If you are renting a home or apartment, you have likely had problems and issues with your landlord before. If you’ve wondered or worried that your landlord was unfairly withholding your security deposit, this legal guide will help explain it. If you need help with landlord-tenant issues or just have a question, do not hesitate us to schedule an initial consultation (don’t worry - it’s free).
What Are Your Rights as a Renter (Tenant) Regarding Your Security Deposit
North Carolina has specific rules regarding how much a landlord can charge a tenant for a security deposit and when the deposit must be returned. The law also states what the landlord what the landlord can deduct from a security deposit.
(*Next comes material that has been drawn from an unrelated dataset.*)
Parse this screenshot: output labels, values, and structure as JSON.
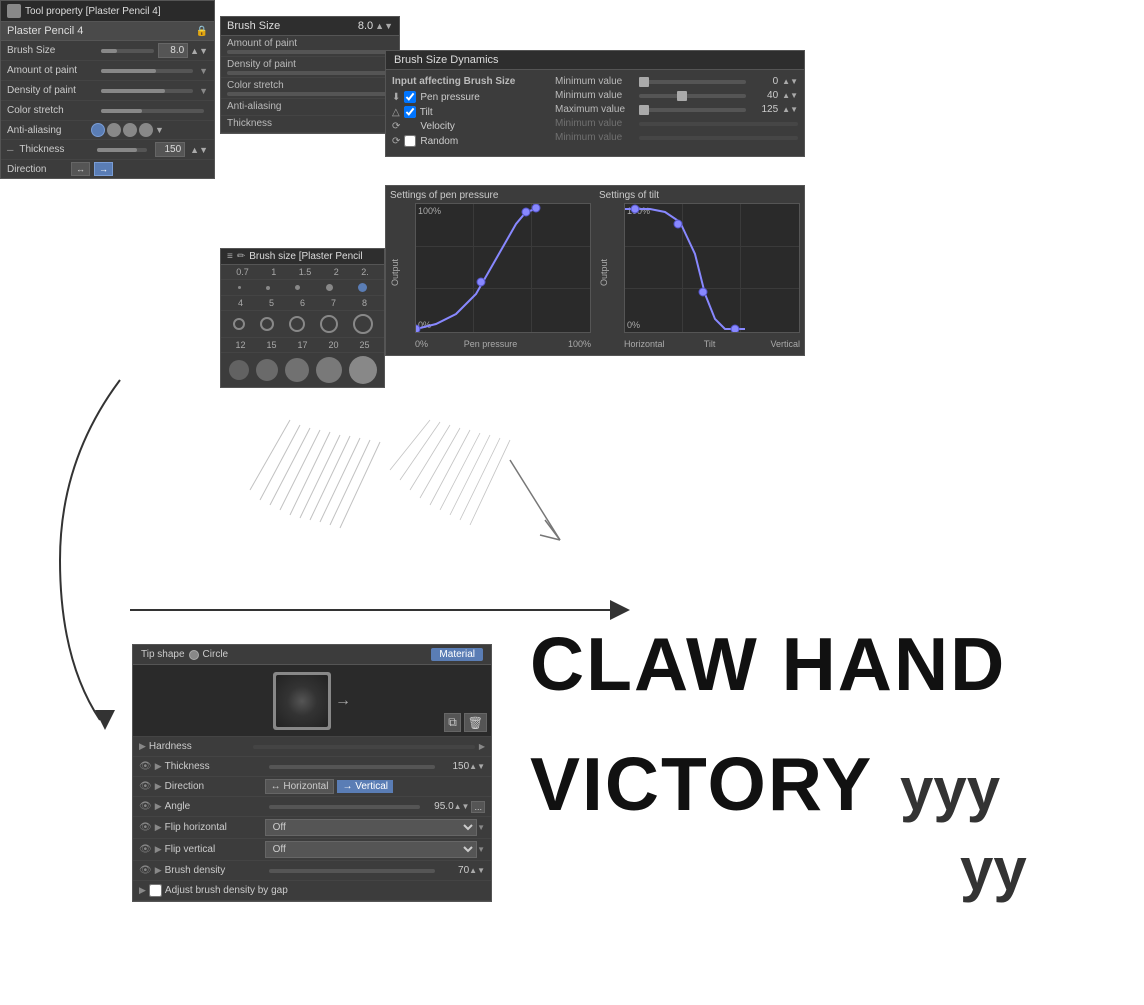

How Much Can a Landlord Charge for a Security Deposit
There is a maximum a landlord can charge for your security deposit. The amount depends on how long you are renting (how long the lease agreement is). The longer the lease the higher the security deposit can be collected. The maximum security deposits are:
For Weekly Renters: Amount equal to two weeks’ rent
For Monthly Renters: Amount equal to 1.5 months’ rent
What Can a Landlord Deduct From Your Security Deposit
A landlord in North Carolina can only deduct certain things from your security deposit. Importantly, a landlord cannot deduct for normal wear and tear. But the following can be deducted:
Damage in excess of normal wear and tear
Unpaid utility bills
Removing a tenant’s possessions after an eviction
Breach of lease
Costs of re-renting the unit
Any additional unpaid bills the tenant has accumulated during their tenancy that could cause a lien to be placed against the property.
Returning the Security Deposit
As as renter (tenant) your security deposit should be returned within thirty (30) days after your lease ends or is terminated. If the landlord makes any deductions from your security deposit, your landlord is required to provide you with an itemized list of all of those deductions.